Изменить размер шрифта - +
Доктор ждет вас.

В приемной сидело несколько человек: крестьянин с трубкой в руке, монахиня с раскрытым молитвенником, кажется, еще ребенок, а одно кресло пустовало. Доктор встретил меня стоя. Я закрыл за собой дверь. Вид у меня, наверное, был виноватый: не поднимая глаз, я разглядывал то ковер, то ботинки доктора, но это потому, что боялся прочесть в его глазах отказ.

— То, о чем вы меня просите, противоестественно, — сказал он с почти неуловимым акцентом. — Противоестественно! Я сам был в лагере.
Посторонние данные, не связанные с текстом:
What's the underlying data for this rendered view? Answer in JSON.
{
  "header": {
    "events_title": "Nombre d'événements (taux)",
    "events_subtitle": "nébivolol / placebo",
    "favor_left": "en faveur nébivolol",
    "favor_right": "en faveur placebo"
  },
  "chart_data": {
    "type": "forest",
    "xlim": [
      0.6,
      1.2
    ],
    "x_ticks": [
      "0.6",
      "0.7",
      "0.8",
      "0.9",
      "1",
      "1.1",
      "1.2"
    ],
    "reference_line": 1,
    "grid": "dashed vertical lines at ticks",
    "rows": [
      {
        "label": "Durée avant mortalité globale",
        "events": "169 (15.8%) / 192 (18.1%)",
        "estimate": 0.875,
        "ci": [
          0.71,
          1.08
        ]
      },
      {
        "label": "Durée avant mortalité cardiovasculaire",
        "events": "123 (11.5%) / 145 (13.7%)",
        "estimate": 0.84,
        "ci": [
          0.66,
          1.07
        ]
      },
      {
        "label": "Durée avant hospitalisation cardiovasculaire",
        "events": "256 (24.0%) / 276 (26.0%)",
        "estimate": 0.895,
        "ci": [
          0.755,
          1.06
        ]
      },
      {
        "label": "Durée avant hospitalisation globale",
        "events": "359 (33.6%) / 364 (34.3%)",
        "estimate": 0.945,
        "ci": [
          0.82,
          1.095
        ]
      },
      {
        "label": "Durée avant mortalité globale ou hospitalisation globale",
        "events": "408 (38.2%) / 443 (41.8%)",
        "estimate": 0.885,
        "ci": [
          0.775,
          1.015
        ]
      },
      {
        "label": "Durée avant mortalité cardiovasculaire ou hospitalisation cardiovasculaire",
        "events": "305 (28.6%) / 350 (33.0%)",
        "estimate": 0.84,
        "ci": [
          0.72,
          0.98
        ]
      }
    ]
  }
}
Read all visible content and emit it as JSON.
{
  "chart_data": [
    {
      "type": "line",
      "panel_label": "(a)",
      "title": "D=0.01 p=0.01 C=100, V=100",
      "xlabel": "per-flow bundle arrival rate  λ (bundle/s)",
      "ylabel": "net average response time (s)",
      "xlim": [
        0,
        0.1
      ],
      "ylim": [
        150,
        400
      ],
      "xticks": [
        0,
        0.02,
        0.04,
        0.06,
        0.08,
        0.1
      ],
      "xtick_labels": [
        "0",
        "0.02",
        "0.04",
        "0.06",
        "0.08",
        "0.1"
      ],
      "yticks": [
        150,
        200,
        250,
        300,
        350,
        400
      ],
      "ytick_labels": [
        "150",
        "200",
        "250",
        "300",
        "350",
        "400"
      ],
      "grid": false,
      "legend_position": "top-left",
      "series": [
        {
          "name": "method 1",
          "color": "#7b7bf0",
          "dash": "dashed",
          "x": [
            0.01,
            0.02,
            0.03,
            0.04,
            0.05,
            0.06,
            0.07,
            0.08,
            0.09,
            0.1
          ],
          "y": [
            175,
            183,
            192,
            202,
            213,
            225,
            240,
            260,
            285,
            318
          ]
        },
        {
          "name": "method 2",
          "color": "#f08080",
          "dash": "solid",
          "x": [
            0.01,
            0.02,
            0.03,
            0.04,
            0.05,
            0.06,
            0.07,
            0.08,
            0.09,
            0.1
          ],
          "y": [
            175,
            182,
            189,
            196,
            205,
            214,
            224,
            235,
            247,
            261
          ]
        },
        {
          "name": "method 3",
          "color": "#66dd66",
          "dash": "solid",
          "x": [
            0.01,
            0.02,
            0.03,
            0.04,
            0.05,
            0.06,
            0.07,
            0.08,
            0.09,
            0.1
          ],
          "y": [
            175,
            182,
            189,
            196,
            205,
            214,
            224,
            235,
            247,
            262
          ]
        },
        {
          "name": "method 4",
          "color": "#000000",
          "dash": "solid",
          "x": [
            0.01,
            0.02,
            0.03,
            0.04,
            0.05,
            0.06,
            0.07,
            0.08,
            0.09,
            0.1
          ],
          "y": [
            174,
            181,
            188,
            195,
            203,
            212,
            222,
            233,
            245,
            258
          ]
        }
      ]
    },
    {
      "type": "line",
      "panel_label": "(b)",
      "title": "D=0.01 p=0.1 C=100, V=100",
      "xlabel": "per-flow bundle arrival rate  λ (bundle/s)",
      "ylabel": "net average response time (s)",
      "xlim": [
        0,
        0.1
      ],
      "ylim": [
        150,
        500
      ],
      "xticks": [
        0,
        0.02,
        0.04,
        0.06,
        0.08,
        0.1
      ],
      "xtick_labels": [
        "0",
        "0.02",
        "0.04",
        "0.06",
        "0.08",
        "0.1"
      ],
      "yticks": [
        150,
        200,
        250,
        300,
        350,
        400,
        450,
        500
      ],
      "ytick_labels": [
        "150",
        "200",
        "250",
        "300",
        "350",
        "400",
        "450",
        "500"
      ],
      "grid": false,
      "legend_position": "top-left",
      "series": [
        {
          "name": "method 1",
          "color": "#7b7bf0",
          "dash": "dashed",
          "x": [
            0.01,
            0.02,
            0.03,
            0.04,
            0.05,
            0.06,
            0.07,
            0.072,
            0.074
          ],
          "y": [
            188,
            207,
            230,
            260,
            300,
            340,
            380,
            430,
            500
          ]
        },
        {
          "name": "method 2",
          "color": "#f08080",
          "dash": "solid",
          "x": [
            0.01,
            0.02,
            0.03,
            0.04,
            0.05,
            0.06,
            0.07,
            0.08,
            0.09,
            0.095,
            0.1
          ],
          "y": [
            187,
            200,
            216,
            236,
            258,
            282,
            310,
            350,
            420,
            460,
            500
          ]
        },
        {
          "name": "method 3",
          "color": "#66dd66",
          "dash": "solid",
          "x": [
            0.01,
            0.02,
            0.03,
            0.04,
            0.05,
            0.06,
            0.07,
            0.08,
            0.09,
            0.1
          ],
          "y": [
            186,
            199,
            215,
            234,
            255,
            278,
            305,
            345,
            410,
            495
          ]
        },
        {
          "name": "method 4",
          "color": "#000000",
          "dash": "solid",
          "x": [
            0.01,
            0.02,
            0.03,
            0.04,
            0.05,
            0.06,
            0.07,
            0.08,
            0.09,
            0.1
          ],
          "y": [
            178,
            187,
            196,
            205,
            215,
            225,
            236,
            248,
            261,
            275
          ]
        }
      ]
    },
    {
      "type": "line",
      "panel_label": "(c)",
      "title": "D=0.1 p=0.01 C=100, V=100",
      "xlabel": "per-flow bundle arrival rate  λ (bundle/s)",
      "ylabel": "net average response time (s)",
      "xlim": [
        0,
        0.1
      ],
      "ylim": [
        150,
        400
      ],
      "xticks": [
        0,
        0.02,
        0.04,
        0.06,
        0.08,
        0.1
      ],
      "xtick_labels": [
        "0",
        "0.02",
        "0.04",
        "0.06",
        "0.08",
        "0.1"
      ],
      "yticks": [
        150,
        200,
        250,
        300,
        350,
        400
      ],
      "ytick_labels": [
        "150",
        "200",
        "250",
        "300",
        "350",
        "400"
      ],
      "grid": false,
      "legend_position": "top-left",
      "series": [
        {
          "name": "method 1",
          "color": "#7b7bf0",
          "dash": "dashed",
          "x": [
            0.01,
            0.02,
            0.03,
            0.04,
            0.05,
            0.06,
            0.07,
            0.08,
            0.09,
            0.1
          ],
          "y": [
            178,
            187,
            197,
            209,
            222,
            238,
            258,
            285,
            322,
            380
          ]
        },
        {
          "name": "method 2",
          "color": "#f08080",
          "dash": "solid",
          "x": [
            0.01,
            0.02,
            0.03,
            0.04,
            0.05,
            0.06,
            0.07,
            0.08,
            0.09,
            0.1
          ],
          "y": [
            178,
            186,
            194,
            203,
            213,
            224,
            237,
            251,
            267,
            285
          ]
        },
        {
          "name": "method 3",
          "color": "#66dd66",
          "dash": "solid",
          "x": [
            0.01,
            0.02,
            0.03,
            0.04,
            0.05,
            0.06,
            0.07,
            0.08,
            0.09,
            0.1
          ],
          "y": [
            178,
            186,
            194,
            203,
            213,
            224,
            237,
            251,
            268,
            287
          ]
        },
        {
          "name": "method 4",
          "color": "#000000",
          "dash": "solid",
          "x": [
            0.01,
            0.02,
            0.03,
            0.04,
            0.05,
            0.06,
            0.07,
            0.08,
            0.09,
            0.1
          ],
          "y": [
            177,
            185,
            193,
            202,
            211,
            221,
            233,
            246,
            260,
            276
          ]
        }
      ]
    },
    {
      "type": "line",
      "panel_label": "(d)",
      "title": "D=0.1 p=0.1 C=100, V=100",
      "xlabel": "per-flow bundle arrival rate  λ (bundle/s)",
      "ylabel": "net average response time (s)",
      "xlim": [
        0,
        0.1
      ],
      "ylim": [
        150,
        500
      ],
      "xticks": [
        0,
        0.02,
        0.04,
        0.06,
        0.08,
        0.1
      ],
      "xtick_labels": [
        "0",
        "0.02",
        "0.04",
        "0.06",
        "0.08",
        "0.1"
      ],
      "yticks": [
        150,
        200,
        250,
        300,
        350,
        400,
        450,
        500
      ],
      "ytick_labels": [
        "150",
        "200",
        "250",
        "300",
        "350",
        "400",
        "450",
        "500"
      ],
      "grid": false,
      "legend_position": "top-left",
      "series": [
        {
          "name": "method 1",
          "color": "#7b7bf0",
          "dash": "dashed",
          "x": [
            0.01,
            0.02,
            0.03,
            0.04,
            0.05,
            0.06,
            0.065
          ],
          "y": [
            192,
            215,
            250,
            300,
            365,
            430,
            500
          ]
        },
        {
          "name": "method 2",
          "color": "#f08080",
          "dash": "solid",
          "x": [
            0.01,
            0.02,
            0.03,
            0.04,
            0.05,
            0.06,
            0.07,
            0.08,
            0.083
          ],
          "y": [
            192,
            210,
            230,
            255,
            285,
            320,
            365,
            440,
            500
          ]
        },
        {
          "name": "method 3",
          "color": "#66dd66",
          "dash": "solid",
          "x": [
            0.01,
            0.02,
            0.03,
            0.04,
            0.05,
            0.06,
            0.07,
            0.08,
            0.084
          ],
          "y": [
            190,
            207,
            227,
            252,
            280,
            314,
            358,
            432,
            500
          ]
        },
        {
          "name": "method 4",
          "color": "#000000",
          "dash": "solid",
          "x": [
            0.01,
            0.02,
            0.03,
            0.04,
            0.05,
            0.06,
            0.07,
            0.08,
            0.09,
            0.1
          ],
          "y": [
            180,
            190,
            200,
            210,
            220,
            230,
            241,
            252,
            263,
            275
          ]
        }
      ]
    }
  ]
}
Я посмотрел на него: усталое, но энергичное лицо, седоватые волосы, бородка. Он покачивался с пятки на носок на широко расставленных ногах, засунув руки в карманы и дергая локтями.

— Где он все-таки?

— В саду, у переезда.

— Он ранен? Я ведь только дантист. В соседней деревне есть врач. Хоть и плохой.

— У него под зубом абсцесс. И ему очень плохо.

— Мне тоже было очень плохо. Меня два года продержали в Германии.

Я промолчал.

— Ну ладно, ладно, пойду. Похоже, отказаться не имею права. Вот чертова профессия! — Он досадливо подергал локтями. — Человек есть человек.

— Я знал, что вы поймете, — прошептал я.

— Что пойму? — огрызнулся он. — Что? Что я должен понять?

Он бешено захлопал локтями, пожал плечами, поднялся на носки.

— Нечего тут понимать. Я был в лагере, в аду… Сейчас возьму инструменты. Но имейте в виду: я не прощаю!

Он быстро собрал и взял в руки пузатый саквояж.

— Я делаю свое дело, вот и все. А теперь надо предупредить пациентов.

Он открыл дверь в приемную и сказал:

— Мне надо отлучиться. Можете подождать или прийти в другой раз, мне все равно. У меня срочный вызов.

Раздались недовольные возгласы, но доктор закрыл дверь и с улыбкой сказал:

— Я тут единственный дантист, так что могу себе позволить.

Не выпуская саквояж из рук, он еще немного пораскачивался и наконец сказал:

— Пойдемте заводить машину.

Мы вместе вышли во двор. Доктор долго искал ключи в кармане, нашел, завел мотор и выехал из-под лип задним ходом. Ехали молча.

— На переезде, говорите?

— Да.

Чуть позже он воскликнул:

— Нет, это невероятно! Неслыханно! Кто бы мне сказал, что я буду лечить доносчика, предателя!..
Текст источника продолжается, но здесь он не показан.